Mika Kowalski, the searcher, stepped over the threshold, picking up the post and papers and passed them to Jane; everything was addressed to Marchant, no other names, so he seemed to live alone. Whilst Mika looked around the property, Jane stood on the walkway outside the flat, resting her elbows on the balcony and gazing into the distance. Someone had known enough about this man to provide his name, but why hadn’t they come forward earlier?

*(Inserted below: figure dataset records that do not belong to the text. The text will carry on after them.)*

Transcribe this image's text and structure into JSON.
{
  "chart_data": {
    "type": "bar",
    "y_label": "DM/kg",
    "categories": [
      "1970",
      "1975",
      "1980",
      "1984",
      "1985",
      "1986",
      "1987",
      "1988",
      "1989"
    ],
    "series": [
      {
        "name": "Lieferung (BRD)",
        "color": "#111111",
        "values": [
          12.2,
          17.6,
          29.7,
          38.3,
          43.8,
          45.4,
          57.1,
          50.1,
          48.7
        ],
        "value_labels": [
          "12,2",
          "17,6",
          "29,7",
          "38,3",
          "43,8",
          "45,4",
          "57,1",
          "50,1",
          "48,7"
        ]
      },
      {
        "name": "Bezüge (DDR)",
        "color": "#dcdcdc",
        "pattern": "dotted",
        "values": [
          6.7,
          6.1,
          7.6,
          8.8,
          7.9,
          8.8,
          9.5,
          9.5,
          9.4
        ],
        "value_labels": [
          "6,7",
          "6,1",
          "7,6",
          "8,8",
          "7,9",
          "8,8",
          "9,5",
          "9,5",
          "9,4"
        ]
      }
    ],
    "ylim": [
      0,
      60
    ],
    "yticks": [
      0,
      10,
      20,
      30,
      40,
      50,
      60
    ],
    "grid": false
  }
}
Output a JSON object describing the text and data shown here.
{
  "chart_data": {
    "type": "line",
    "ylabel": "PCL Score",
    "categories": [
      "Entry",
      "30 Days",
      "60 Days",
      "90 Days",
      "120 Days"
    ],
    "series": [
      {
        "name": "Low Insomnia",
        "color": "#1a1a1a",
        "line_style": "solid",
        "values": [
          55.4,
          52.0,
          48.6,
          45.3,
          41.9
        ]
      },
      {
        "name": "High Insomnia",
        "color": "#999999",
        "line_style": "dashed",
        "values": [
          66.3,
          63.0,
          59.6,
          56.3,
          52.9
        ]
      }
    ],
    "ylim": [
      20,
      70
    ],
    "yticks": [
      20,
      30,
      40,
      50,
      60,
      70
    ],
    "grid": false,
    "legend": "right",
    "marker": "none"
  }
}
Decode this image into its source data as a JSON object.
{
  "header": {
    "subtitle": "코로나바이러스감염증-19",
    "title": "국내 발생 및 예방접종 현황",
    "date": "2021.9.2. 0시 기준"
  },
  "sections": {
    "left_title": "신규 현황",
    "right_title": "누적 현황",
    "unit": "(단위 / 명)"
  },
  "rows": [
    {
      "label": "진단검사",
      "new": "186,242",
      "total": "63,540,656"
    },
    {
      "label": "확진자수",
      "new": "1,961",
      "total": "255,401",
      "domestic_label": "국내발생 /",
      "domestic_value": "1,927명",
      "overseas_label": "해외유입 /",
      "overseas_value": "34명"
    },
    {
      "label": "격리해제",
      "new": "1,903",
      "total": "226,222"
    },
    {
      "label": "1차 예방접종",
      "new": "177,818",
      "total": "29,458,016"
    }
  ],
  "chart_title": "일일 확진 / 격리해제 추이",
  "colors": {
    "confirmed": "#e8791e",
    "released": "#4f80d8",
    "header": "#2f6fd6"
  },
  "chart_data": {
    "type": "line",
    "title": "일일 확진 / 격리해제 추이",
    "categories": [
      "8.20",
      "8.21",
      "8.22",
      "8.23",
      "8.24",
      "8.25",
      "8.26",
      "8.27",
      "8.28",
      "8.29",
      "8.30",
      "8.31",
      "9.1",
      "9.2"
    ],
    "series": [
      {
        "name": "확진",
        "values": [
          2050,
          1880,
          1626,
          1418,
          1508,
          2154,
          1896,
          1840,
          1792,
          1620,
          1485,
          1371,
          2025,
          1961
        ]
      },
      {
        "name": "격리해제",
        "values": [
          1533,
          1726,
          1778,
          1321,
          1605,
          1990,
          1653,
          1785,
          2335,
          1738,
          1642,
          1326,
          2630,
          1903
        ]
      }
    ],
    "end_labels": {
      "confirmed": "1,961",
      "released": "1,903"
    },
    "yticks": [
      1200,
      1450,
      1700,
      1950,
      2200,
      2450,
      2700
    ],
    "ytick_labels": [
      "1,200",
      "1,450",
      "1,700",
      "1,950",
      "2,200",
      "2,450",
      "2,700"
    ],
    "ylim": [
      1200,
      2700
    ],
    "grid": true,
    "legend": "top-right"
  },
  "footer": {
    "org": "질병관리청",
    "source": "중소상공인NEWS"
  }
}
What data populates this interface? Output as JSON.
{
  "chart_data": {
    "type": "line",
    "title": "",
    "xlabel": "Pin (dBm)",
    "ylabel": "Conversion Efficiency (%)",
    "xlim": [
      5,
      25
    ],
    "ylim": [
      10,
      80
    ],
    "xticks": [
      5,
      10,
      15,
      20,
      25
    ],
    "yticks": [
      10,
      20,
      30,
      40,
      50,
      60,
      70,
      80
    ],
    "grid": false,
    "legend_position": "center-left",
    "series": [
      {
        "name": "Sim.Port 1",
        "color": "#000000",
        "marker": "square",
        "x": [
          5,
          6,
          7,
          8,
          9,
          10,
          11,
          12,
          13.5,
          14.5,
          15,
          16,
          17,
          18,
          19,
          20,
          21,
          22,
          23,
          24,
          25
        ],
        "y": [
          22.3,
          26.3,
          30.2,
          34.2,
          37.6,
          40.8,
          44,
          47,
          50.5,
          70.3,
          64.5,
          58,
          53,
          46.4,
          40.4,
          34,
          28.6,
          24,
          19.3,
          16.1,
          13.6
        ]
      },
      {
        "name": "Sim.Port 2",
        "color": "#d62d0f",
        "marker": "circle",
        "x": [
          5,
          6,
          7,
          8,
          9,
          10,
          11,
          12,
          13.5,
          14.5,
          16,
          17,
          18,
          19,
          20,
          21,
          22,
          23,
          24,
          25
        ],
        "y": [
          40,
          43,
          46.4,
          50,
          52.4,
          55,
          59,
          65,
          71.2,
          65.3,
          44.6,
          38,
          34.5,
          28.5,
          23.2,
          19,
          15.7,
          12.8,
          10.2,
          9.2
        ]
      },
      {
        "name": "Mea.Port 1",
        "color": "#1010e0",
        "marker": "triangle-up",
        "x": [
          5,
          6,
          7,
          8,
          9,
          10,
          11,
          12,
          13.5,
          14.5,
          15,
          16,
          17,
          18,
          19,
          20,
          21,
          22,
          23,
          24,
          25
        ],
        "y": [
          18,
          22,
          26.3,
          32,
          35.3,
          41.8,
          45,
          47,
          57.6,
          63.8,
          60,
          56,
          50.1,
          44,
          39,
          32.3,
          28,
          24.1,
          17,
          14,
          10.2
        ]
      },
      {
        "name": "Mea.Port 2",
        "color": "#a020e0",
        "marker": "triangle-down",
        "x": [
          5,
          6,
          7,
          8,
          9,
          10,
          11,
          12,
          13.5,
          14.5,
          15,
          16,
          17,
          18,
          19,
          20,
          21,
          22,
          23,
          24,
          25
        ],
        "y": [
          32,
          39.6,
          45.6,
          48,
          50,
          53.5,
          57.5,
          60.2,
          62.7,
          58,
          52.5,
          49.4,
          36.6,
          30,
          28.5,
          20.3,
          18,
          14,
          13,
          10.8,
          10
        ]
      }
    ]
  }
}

Surely they had missed him, so why hadn’t they reported his absence? She knew now that he had no family living in the area and, since he was out of work, no colleagues to miss him, but he must have had friends. Why had no one come forward before now? There was, as her father used to say, a rabbit off but, exactly where the bunny was running to and why, was beyond her understanding at the moment.
Chapter Eight
11th August 2015
Bristol, Somerset
Despite the short flight, Lissa closed her eyes when they took their seats and woke as the wheels touched down in Bristol. She reached for the scrunched-up water bottle in the netting attached to the seat in front, and drank deeply.
‘How are you feeling?’ Sandra asked.
‘Okay, just a bit of a headache,’ she replied, rubbing the back of her neck, easing out the aches of sleeping hunched up against the window.